In further blog posts I'll describe the RelateNG algorithm design and provide some examples of performance metrics.

Future Ideas

The RelateNG implementation provides an excellent foundation to build out some interesting extensions to the fundamental DE-9IM concept.

Extended Patterns

The current DE-9IM pattern language is quite limited.  In fact, it's not even powerful enough to express the standard named predicates.  It could be improved by adding features like:

  • disjunctive combinations of patterns.  For example, touches is defined by  "FT******* | F**T***** | F***T****"
  • dimension guards to specify which dimensions a pattern applies to.  For example, overlaps is defined by "[0,2] T*T***T** | [1] 1*T***T**"
  • while we're at it, might as well support dotted notation and spaces for readability; e.g. "FT*.***.***"

Approximate Spatial Relationships

A requirement that comes up occasionally is to compute approximate spatial relationships between imprecise data using a distance tolerance.  This is useful in datasets where features don't match exactly due to data inaccuracy. Because RelateNG creates topology only in the neighbourhood of specified points, it should be possible to specify the neighbourhood size using a distance tolerance.  Essentially, vertices and line intersections will "snap together" to determine the effective topology.  Currently within-distance queries are often used to compute "approximate intersects".  Adding a distance tolerance capability to RelateNG will allow other kinds of approximate relationships to be evaluated as well.

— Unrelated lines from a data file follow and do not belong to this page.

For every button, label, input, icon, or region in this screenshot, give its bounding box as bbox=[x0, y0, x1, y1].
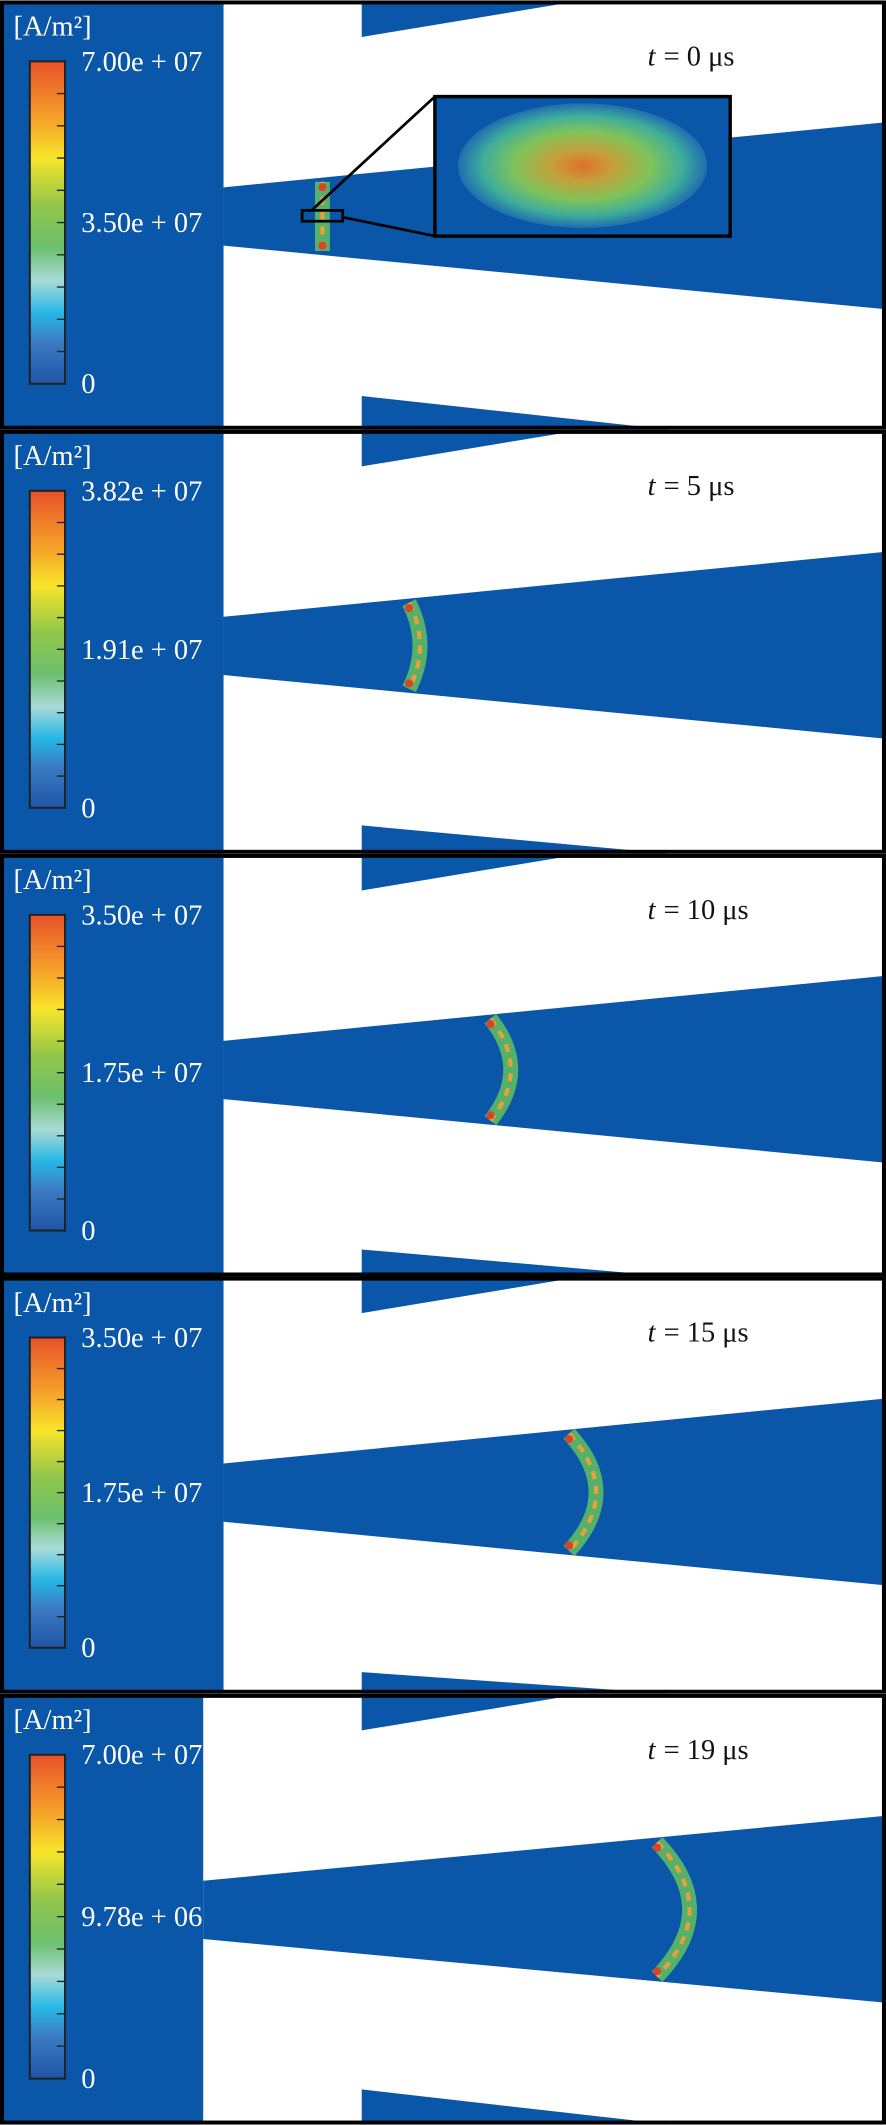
channel bbox=[223, 1398, 886, 1586]
unit-label: [A/m²] bbox=[14, 441, 92, 472]
channel bbox=[203, 1815, 886, 2003]
zoom-line bbox=[310, 95, 436, 212]
panel-frame bbox=[0, 1276, 886, 1694]
unit-label: [A/m²] bbox=[14, 12, 92, 43]
colorbar-max: 7.00e + 07 bbox=[81, 47, 202, 78]
colorbar-mid: 1.75e + 07 bbox=[81, 1478, 202, 1509]
front-peak bbox=[405, 603, 414, 613]
panel: [A/m²] 3.82e + 07 1.91e + 07 0 t = 5 μs bbox=[0, 429, 886, 854]
colorbar-mid: 3.50e + 07 bbox=[81, 208, 202, 239]
lower-wedge bbox=[361, 825, 671, 854]
colorbar-max: 3.82e + 07 bbox=[81, 476, 202, 507]
current-front-core bbox=[655, 1840, 692, 1979]
colorbar-mid: 9.78e + 06 bbox=[81, 1902, 202, 1933]
time-value: = 19 μs bbox=[664, 1735, 749, 1766]
unit-label: [A/m²] bbox=[14, 1705, 92, 1736]
panel: [A/m²] 7.00e + 07 3.50e + 07 0 t = 0 μs bbox=[0, 0, 886, 430]
front-peak bbox=[564, 1541, 574, 1550]
time-label: t = 15 μs bbox=[648, 1318, 749, 1349]
front-peak bbox=[652, 1967, 662, 1976]
time-value: = 0 μs bbox=[664, 41, 735, 72]
zoom-line bbox=[342, 215, 436, 238]
front-peak bbox=[564, 1435, 574, 1444]
upper-wedge bbox=[361, 1276, 583, 1314]
panel: [A/m²] 7.00e + 07 9.78e + 06 0 t = 19 μs bbox=[0, 1693, 886, 2125]
panel-frame bbox=[0, 1693, 886, 2125]
zoom-box bbox=[300, 209, 345, 223]
time-label: t = 19 μs bbox=[648, 1735, 749, 1766]
inset-spot bbox=[457, 103, 708, 228]
time-variable: t bbox=[648, 41, 657, 72]
time-variable: t bbox=[648, 1318, 657, 1349]
upper-wedge bbox=[361, 853, 583, 891]
panel-frame bbox=[0, 429, 886, 854]
panel: [A/m²] 3.50e + 07 1.75e + 07 0 t = 10 μs bbox=[0, 853, 886, 1277]
colorbar-mid: 1.91e + 07 bbox=[81, 635, 202, 666]
channel bbox=[223, 975, 886, 1163]
time-variable: t bbox=[648, 895, 657, 926]
panel: [A/m²] 3.50e + 07 1.75e + 07 0 t = 15 μs bbox=[0, 1276, 886, 1694]
colorbar-min: 0 bbox=[81, 793, 95, 824]
colorbar-min: 0 bbox=[81, 1216, 95, 1247]
upper-wedge bbox=[361, 429, 583, 467]
time-label: t = 10 μs bbox=[648, 895, 749, 926]
panel-frame bbox=[0, 853, 886, 1277]
panel-frame bbox=[0, 0, 886, 430]
time-value: = 5 μs bbox=[664, 471, 735, 502]
current-front bbox=[484, 1014, 519, 1126]
upper-wedge bbox=[361, 1693, 583, 1731]
front-peak bbox=[486, 1020, 495, 1029]
colorbar-max: 7.00e + 07 bbox=[81, 1740, 202, 1771]
colorbar-max: 3.50e + 07 bbox=[81, 900, 202, 931]
time-value: = 10 μs bbox=[664, 895, 749, 926]
front-peak bbox=[318, 183, 327, 192]
channel bbox=[223, 551, 886, 739]
unit-label: [A/m²] bbox=[14, 1288, 92, 1319]
current-front-core bbox=[567, 1432, 598, 1553]
time-variable: t bbox=[648, 471, 657, 502]
time-variable: t bbox=[648, 1735, 657, 1766]
colorbar-min: 0 bbox=[81, 369, 95, 400]
front-peak bbox=[652, 1843, 662, 1852]
current-front-core bbox=[407, 601, 422, 690]
colorbar-min: 0 bbox=[81, 1633, 95, 1664]
time-label: t = 0 μs bbox=[648, 41, 735, 72]
front-peak bbox=[405, 679, 414, 688]
time-value: = 15 μs bbox=[664, 1318, 749, 1349]
lower-wedge bbox=[361, 1672, 671, 1694]
lower-wedge bbox=[361, 395, 671, 430]
colorbar-max: 3.50e + 07 bbox=[81, 1323, 202, 1354]
front-peak bbox=[318, 241, 327, 250]
colorbar-mid: 1.75e + 07 bbox=[81, 1058, 202, 1089]
front-peak bbox=[486, 1111, 495, 1120]
colorbar-min: 0 bbox=[81, 2064, 95, 2095]
time-label: t = 5 μs bbox=[648, 471, 735, 502]
unit-label: [A/m²] bbox=[14, 865, 92, 896]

Further Performance Optimizations?

A challenge with implementing algorithms over a wide variety of spatial types and use cases is how to provide general-purpose code which matches (or exceeds) the efficiency of more targeted implementations.  RelateNG analyzes the input geometries and the predicate under evaluation to tune strategies to reduce the amount of work needed to evaluate the DE-9IM.  It may be that profiling specific use cases reveals further hotspots in the code which can be improved by additional optimizations.  

Curve Support

GEOS has recently added support for representing geometries with curves.  The RelateNG design is modular enough that it should be possible to extend it to allow evaluating relationships for geometries with curves.